See Barber v. Beckett, 251 Ala. 569, 572, 39 So. 2d 17 (1949). Under Alabama case law, the homestead is not exempt from tort judgment liens. Harris v. Jenkins, 265 Ala. 315, 90 So. 2d 764 (1956).
[5] See supra, n. 4. To the extent that the debtor's interest falls within the limits of the homestead exemption, the property is not subject to the lien of SouthTrust Bank. See Ala.Code § 6-10-2 (1975).

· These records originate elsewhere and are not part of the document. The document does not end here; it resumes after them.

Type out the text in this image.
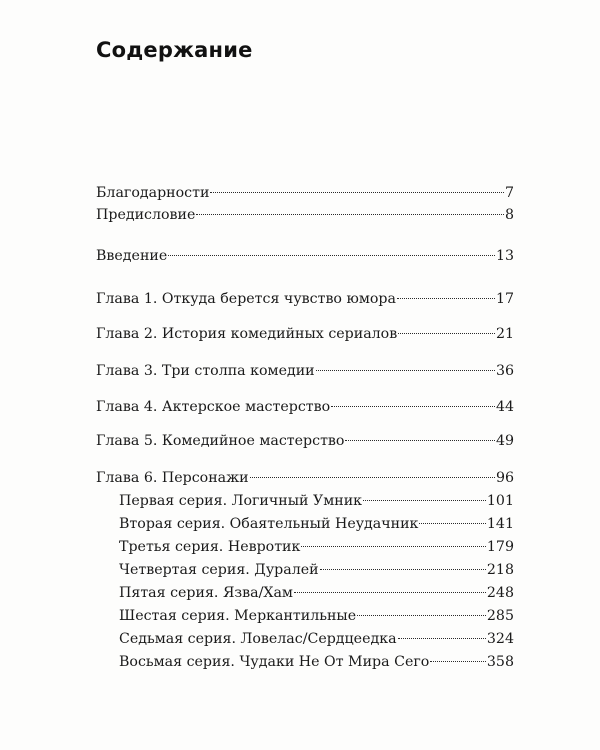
Содержание
Благодарности	7
Предисловие	8
Введение	13
Глава 1. Откуда берется чувство юмора	17
Глава 2. История комедийных сериалов	21
Глава 3. Три столпа комедии	36
Глава 4. Актерское мастерство	44
Глава 5. Комедийное мастерство	49
Глава 6. Персонажи	96
Первая серия. Логичный Умник	101
Вторая серия. Обаятельный Неудачник	141
Третья серия. Невротик	179
Четвертая серия. Дуралей	218
Пятая серия. Язва/Хам	248
Шестая серия. Меркантильные	285
Седьмая серия. Ловелас/Сердцеедка	324
Восьмая серия. Чудаки Не От Мира Сего	358
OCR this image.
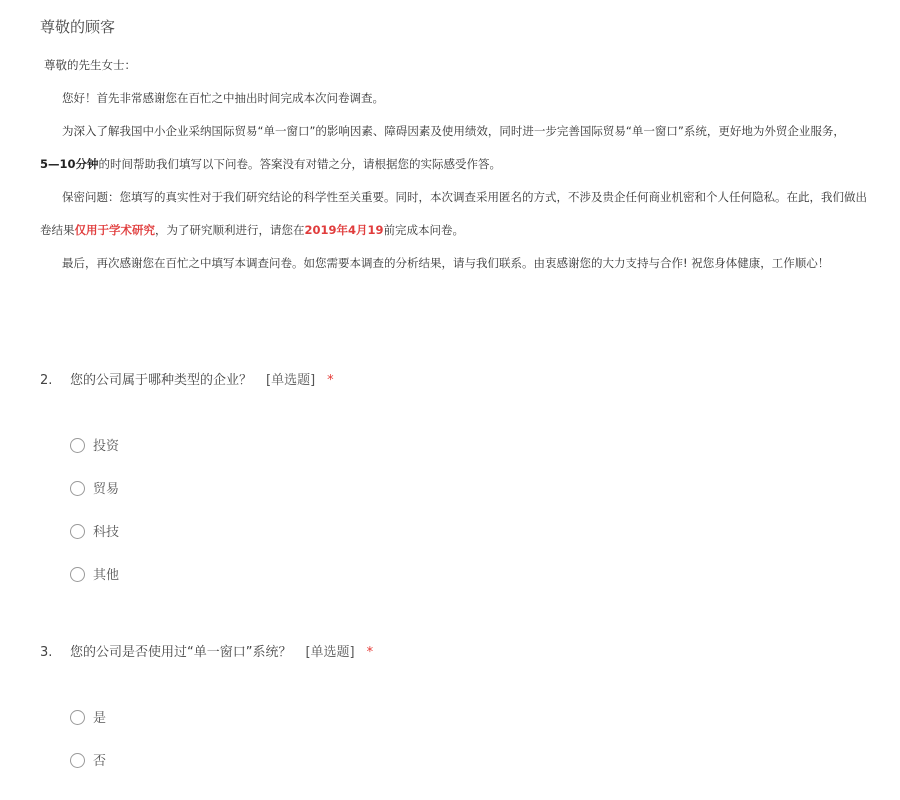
尊敬的顾客

尊敬的先生女士：

您好！首先非常感谢您在百忙之中抽出时间完成本次问卷调查。

为深入了解我国中小企业采纳国际贸易“单一窗口”的影响因素、障碍因素及使用绩效，同时进一步完善国际贸易“单一窗口”系统，更好地为外贸企业服务，

5—10分钟的时间帮助我们填写以下问卷。答案没有对错之分，请根据您的实际感受作答。

保密问题：您填写的真实性对于我们研究结论的科学性至关重要。同时，本次调查采用匿名的方式，不涉及贵企任何商业机密和个人任何隐私。在此，我们做出

卷结果仅用于学术研究，为了研究顺利进行，请您在2019年4月19前完成本问卷。

最后，再次感谢您在百忙之中填写本调查问卷。如您需要本调查的分析结果，请与我们联系。由衷感谢您的大力支持与合作! 祝您身体健康，工作顺心！

2. 您的公司属于哪种类型的企业？ [单选题] *
投资
贸易
科技
其他
3. 您的公司是否使用过“单一窗口”系统？ [单选题] *
是
否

[6] To the extent that the debtor's interest in the property exceeds the limits of the homestead exemption, the validity of the lien on the property is a viable issue.
[7] The lien did not attach to the real property in question prepetition because the lien could not attach until the debtor acquired the property. See W.T. Rawleigh Co. v. Patterson, 239 Ala. 309, 195 So. 729 (1940). Indeed, one court has concluded that a lien does even exist in the absence of an attachable res. In re Thomas, 102 B.R. 199 (Bankr.E.D.Cal.1989).
[8] The court reasoned that the "discharge does not affect liability in rem, and prepetition liens remain enforceable after discharge." Wrenn, 40 F.3d at 1164. See 11 U.S.C. § 524(a) which states that a discharge voids a judgment only to the extent of the personal liability of the debtor.
[9] 3 Lawrence P. King, Collier on Bankruptcy ¶ 524.02, at 524-18 (15th ed.1995) citing In re Thomas, 102 B.R. 199 (Bankr.E.D.Cal.1989) (prepetition judgment that became void due to discharge did not give rise to lien on real property acquired after discharge). Under California law, like Alabama law, a judgment lien may attach to after-acquired property. In re Thomas, 102 B.R. at 200.
[10] This court is not holding that 11 U.S.C. § 524 voids in rem liability on the judgment debt. The court is merely holding that upon discharge of the in personam liability, there is no basis for the lien to attach to property acquired postpetition.
[11] 1 David G. Epstein et al., Bankruptcy § 3-11, at 156 n. 27 (1992).